Lions Gate Entertainment acquires Twilight producer Summit Entertainment for $412.5 million.

Lions Gate Entertainment Corp acquired Twilight producer Summit Entertainment LLC for $412.5 million in cash and stock, uniting two of Hollywood’s largest independent studios.

Most of the purchase was funded with cash from Summit, Lions Gate said in a statement. Both film labels, run from Santa Monica, California, would remain active producers and the company expects to save money by combining some tasks.

The accord gives Lions Gate, maker of TV show Mad Men and Tyler Perry films, the last installment of Twilight and library rights to the first four teen vampire movies. Ticket sales, home videos and TV rights may generate as much as $1 billion in free cash flow through 2012, Benjamin Mogil, a Stifel Nicolaus & Co analyst, wrote on January 9.

 

“The transaction is a net positive for all parties, but consolidation in the sector is reflective of the significant challenges in the industry,” said Amir Malin, managing principal of Qualia Capital LLC, a media investment company.

The announced terms suggest Lions Gate used about $240 million in cash from Summit. The balance was financed with $55 million of Lions Gate cash, $45 million from new Lions Gate convertible notes, $50 million of Lions Gate common stock and an added $20 million of cash or stock to be issued at Lions Gate’s option within 60 days, according to the statement.

“We think it solidly positions us,” Lions Gate vice-chairman Michael Burns said in an interview. “It extends our reach dramatically. It increases the size of the library.”

The new company would realise savings from consolidation of support operations, said chairman and chief executive, Jon Feltheimer. Details were still being worked out, he said.

Summit’s senior executives, co-chairman and chief executive, Rob Friedman, and co-chairman and president, Patrick Wachsberger, said in an interview they would continue to run Summit.

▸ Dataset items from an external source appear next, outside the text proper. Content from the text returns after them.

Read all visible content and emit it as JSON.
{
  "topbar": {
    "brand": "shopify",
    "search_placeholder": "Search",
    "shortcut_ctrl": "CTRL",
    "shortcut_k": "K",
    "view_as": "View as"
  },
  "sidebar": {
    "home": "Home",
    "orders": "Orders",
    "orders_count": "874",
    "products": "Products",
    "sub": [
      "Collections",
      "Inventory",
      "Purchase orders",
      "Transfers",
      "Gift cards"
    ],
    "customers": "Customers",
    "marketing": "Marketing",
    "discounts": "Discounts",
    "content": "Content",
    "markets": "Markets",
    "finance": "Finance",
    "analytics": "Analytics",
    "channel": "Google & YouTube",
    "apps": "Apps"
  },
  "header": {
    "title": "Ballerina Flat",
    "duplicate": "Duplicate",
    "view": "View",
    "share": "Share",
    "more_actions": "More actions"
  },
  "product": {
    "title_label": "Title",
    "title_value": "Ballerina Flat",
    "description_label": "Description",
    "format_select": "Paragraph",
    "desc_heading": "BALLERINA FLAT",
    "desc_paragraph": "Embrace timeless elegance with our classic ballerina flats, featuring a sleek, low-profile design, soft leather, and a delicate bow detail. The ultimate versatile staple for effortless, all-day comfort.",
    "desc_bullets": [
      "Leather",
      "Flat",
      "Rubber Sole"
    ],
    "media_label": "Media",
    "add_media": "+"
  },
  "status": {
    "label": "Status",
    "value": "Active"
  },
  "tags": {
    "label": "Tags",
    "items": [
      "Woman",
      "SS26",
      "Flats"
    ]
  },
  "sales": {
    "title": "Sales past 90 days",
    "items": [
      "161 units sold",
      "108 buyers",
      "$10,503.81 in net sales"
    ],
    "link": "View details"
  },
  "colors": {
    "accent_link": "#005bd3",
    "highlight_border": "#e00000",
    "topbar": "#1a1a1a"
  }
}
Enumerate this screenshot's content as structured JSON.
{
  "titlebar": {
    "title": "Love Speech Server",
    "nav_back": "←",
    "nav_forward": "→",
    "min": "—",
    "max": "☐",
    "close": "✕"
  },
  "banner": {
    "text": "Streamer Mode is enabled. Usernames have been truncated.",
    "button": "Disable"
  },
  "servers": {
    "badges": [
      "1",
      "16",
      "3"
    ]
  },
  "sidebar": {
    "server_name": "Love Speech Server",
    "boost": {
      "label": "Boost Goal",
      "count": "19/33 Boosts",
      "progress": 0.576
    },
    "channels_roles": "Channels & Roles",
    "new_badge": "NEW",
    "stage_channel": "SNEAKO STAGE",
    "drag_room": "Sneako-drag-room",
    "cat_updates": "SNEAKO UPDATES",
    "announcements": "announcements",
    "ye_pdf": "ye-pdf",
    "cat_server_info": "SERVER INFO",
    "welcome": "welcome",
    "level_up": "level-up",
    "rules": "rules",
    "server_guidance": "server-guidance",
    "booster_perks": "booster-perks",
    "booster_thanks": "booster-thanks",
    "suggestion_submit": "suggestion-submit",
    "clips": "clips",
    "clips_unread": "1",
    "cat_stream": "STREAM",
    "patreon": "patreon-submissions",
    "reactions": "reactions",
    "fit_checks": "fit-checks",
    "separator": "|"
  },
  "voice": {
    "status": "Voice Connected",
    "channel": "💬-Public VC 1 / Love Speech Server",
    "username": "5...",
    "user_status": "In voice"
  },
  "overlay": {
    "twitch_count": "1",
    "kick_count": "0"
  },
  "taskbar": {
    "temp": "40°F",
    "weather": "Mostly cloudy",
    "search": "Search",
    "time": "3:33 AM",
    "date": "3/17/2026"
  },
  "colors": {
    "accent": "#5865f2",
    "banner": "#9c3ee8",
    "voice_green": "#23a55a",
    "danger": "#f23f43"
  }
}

The owners of Summit formed the studio in 2007 with $1 billion in funding from Merrill Lynch & Co. Last year, the company raised debt financing for movie making and to pay a dividend to owners, including Rizvi Traverse Management LLC. Friedman and Wachsberger are also owners.

Summit’s existing $500-million term loan was refinanced and secured by its assets, Lions Gate said, adding it planned to repay the loan from cash flow before the 2016 maturity.

Summit had been negotiating exclusively with Lions Gate for more than a week. The studio also held talks with Tom Barrack’s Colony Capital LLC, which owns the Miramax film library.

The first four Twilight films, based on the novels by Stephenie Meyer, have generated $2.5 billion in worldwide ticket sales, according to researcher Box Office Mojo. Lions Gate would also add Summit’s Oscar-winning Iraq war drama The Hurt Locker to its library of 13,000 films and shows.

Lions Gate, known for R-rated horror films like the Saw movies, is trying to break into the youth-fantasy genre dominated in recent years by the Twilight and Harry Potter films.

The studio will release the first of four planned films based on Suzanne Collins’s The Hunger Games young-adult novels in March. Lions Gate also owns rights to the Chaos Walking young-adult books by Patrick Ness.